The printing press is the historical precedent at the heart of the cultural technology thesis. Johannes Gutenberg's introduction of movable-type printing in the mid-fifteenth century did not produce a single original insight. It did not think, reason, or generate new knowledge. It made existing knowledge dramatically more accessible, more reproducible, and more widely distributed — and in doing so, it reshaped European society more profoundly than any individual mind ever had. The Reformation, the Scientific Revolution, the rise of the public sphere, the emergence of the novel, the democratization of literacy: each of these transformations was enabled not by new thinking but by the new medium through which thinking moved. This is the model, Gopnik argues, for understanding what LLMs are doing to contemporary cognition.
The printing press illustrates the core claim that cultural technologies reshape cognition and society without themselves being cognitive agents. The press had no mind. It had no goals. It had no understanding of what it printed. And yet its effects were civilization-scale: it changed what people could know, how they learned, what authority structures they trusted, and how the cognitive habits of literate adults were shaped.
The analogy illuminates what LLMs do and what they do not do. An LLM, like a press, is a transmission medium. It does not originate insights; it makes existing insights more accessible, more versatile, and more efficiently deployable. The dynamic is indirect rather than direct: the cultural technology amplifies human capacity, and the amplified human capacity produces the new knowledge, and the new knowledge is then transmitted by the technology to further amplify further capacity. The technology is the vehicle, not the driver. The agency remains with human minds.
The printing press also illustrates what cultural technologies change. The medium, as Marshall McLuhan famously argued, is the message — not because content does not matter, but because the medium reshapes the cognitive environment in which content is received. Print reduced the cognitive load of remembering and increased the cognitive load of interpreting. It shifted authority from oral tradition to the printed text. It made possible the private reader, the silent study, the personal library. Each shift had consequences that no one designed and that only became visible in retrospect.

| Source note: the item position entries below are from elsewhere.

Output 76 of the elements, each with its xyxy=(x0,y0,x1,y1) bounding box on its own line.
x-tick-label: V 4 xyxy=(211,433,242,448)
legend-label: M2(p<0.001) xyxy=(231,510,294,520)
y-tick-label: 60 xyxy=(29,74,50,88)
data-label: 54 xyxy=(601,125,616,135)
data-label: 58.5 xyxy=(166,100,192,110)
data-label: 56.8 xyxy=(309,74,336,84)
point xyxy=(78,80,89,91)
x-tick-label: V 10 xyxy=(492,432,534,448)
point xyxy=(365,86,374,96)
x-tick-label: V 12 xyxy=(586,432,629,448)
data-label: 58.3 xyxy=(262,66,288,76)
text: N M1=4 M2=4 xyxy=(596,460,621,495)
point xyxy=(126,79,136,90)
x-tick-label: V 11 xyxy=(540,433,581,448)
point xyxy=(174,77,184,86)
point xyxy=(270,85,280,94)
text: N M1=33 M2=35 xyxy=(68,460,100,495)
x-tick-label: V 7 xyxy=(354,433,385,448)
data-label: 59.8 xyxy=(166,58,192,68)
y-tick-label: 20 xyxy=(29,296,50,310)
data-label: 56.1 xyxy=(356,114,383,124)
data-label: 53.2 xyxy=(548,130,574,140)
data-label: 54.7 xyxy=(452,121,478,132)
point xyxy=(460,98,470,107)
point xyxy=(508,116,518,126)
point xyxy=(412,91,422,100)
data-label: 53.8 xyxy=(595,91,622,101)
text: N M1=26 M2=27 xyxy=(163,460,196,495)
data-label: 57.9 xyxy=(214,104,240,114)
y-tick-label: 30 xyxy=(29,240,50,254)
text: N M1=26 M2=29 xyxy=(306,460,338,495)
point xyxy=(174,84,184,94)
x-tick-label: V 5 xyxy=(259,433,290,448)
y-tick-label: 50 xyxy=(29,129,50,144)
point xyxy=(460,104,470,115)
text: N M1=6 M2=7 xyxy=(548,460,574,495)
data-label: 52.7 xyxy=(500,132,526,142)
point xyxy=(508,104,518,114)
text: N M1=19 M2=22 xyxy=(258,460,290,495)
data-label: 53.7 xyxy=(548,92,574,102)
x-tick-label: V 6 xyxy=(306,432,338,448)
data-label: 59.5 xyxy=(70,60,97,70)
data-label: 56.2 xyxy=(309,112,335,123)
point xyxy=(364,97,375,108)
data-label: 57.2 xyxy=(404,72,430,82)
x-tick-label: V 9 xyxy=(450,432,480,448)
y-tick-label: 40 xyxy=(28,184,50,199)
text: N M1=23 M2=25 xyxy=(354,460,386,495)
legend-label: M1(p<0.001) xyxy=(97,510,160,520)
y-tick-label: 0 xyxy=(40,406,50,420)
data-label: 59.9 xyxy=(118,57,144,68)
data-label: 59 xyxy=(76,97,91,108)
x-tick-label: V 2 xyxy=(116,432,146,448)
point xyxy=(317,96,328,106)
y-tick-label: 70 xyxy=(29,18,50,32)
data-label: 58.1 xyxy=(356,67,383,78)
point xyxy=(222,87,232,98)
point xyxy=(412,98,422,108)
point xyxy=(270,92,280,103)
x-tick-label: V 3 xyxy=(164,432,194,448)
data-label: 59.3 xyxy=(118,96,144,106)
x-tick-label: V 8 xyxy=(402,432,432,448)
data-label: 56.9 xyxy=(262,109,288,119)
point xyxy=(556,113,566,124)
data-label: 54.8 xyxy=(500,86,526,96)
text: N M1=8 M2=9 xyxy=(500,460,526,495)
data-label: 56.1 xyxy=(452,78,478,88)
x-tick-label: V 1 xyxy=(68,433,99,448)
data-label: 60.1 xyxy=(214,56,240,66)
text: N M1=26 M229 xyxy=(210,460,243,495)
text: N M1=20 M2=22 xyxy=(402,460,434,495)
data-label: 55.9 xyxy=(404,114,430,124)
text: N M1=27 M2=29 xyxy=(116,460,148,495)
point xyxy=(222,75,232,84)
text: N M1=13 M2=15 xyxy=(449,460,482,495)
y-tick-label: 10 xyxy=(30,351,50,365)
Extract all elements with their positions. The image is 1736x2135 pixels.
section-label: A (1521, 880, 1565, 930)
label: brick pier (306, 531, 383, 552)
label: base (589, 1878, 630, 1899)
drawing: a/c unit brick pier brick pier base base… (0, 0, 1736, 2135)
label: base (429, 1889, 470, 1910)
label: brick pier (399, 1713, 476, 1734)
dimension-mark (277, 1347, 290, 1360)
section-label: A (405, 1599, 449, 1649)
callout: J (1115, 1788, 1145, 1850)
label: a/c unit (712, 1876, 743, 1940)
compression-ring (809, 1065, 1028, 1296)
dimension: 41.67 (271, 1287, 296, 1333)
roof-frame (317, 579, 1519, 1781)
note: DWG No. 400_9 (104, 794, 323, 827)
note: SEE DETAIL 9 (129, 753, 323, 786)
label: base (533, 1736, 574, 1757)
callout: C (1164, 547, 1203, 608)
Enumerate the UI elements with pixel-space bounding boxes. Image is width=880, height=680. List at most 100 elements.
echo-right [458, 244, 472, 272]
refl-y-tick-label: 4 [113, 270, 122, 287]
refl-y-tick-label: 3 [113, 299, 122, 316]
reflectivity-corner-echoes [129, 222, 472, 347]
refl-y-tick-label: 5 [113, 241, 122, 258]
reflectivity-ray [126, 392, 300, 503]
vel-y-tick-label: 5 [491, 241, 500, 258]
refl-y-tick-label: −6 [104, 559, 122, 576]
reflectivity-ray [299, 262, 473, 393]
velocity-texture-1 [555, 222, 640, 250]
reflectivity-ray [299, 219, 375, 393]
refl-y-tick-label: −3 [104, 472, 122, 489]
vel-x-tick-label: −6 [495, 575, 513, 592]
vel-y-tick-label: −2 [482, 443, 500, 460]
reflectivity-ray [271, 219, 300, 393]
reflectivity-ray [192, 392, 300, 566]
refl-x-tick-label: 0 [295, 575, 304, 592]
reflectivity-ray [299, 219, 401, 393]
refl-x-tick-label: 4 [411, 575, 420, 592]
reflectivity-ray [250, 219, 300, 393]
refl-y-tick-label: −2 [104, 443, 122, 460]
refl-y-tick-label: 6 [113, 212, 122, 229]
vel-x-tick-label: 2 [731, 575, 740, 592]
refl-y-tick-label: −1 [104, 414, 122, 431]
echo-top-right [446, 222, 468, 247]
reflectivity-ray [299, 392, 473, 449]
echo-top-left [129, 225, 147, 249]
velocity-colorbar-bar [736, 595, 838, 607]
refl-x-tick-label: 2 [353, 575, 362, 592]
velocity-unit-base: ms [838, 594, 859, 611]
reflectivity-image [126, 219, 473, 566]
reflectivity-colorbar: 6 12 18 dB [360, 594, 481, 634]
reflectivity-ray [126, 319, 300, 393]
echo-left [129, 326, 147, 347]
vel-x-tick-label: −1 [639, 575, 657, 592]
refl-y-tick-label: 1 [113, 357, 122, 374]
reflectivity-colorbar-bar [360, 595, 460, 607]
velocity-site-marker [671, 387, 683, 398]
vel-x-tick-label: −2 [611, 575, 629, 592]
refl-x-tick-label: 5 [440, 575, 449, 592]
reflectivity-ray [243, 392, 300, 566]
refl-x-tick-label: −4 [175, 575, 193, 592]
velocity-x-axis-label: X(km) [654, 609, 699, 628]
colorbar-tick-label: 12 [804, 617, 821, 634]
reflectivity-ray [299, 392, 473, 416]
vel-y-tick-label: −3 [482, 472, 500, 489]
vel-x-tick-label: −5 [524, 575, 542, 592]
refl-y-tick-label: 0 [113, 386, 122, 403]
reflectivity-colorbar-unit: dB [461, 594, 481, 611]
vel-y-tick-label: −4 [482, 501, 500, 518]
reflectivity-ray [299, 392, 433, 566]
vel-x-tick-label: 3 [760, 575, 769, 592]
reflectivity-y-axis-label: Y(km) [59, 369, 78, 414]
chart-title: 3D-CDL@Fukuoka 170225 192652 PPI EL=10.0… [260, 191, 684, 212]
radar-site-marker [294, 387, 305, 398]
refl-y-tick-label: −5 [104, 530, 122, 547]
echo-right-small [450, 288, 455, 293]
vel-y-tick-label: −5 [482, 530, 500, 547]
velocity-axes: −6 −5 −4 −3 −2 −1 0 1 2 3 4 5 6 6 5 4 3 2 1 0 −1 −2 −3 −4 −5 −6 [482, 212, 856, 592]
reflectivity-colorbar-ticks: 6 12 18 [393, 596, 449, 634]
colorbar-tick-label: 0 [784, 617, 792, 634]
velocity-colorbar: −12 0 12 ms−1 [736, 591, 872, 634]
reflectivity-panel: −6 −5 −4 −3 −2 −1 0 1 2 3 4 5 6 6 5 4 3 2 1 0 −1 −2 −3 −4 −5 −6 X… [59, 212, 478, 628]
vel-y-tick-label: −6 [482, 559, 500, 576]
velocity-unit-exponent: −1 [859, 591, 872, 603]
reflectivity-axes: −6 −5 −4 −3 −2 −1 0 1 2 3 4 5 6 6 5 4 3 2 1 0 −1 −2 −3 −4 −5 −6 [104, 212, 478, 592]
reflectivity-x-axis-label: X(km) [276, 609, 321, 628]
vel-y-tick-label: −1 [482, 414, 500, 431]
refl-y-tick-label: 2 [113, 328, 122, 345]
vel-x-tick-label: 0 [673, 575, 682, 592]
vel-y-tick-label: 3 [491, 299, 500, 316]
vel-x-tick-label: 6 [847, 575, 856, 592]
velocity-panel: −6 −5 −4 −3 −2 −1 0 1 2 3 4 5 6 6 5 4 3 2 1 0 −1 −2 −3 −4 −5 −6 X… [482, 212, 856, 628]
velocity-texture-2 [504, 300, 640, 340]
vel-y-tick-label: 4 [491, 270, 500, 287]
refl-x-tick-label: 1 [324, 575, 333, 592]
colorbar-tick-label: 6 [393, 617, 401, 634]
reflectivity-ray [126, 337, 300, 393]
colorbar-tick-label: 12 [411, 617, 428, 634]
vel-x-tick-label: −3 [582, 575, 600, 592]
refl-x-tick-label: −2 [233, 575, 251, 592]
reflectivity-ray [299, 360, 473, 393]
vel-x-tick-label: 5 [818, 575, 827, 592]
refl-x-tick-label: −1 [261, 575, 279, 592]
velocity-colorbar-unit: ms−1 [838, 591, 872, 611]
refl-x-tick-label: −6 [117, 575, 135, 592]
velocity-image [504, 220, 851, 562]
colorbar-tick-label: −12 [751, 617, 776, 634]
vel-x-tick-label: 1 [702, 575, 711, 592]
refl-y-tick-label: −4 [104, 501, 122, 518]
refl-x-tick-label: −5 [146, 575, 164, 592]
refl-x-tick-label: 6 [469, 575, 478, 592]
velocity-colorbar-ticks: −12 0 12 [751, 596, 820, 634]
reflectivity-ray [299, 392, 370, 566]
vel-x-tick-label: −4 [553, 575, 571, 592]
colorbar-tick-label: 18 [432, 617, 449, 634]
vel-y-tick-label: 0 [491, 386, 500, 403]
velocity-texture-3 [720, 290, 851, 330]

LLMs are reshaping the cognitive environment in real time, in ways the cultural-technology framing makes visible and the 'intelligent agent' framing obscures. If you think of AI as a mind, you ask: What does it think? What does it want? Is it aligned? These are questions about a nonexistent agent. If you think of AI as a cultural technology, you ask: What cognitive habits does it cultivate? What kinds of thinking does it reward? What kinds of thinking does it make unnecessary? What happens to the balance between exploration and exploitation when exploitation has been amplified by orders of magnitude? These are questions about media, culture, and political economy — questions that developmental psychology, sociology, and history can illuminate.
Gutenberg introduced his printing press in Mainz around 1450, producing the famous 42-line Bible around 1455. The technology spread through Europe with remarkable speed: by 1500, printing presses operated in more than two hundred cities, and perhaps twenty million books had been printed — more than had been produced by all European scribes in the previous thousand years. The press's cultural effects were studied systematically in Elizabeth Eisenstein's The Printing Press as an Agent of Change (1979), which became the touchstone historical account and which directly informs Gopnik, Farrell, Shalizi, and Evans's 2025 Science paper.
Massive cultural impact without agency. The press had no mind, but its effects were civilization-scale.
Transmission, not origination. The press amplified existing knowledge; it did not produce new knowledge.
Reshapes cognitive ecology. The medium changed what kinds of thinking were rewarded, what authority structures were trusted, what cognitive habits developed.
Indirect empowerment of minds. The amplified access to existing thought enabled human minds to produce the new thinking the press then transmitted.
The model for understanding LLMs. Not as agents but as transmission media whose effects are cultural and institutional rather than personal.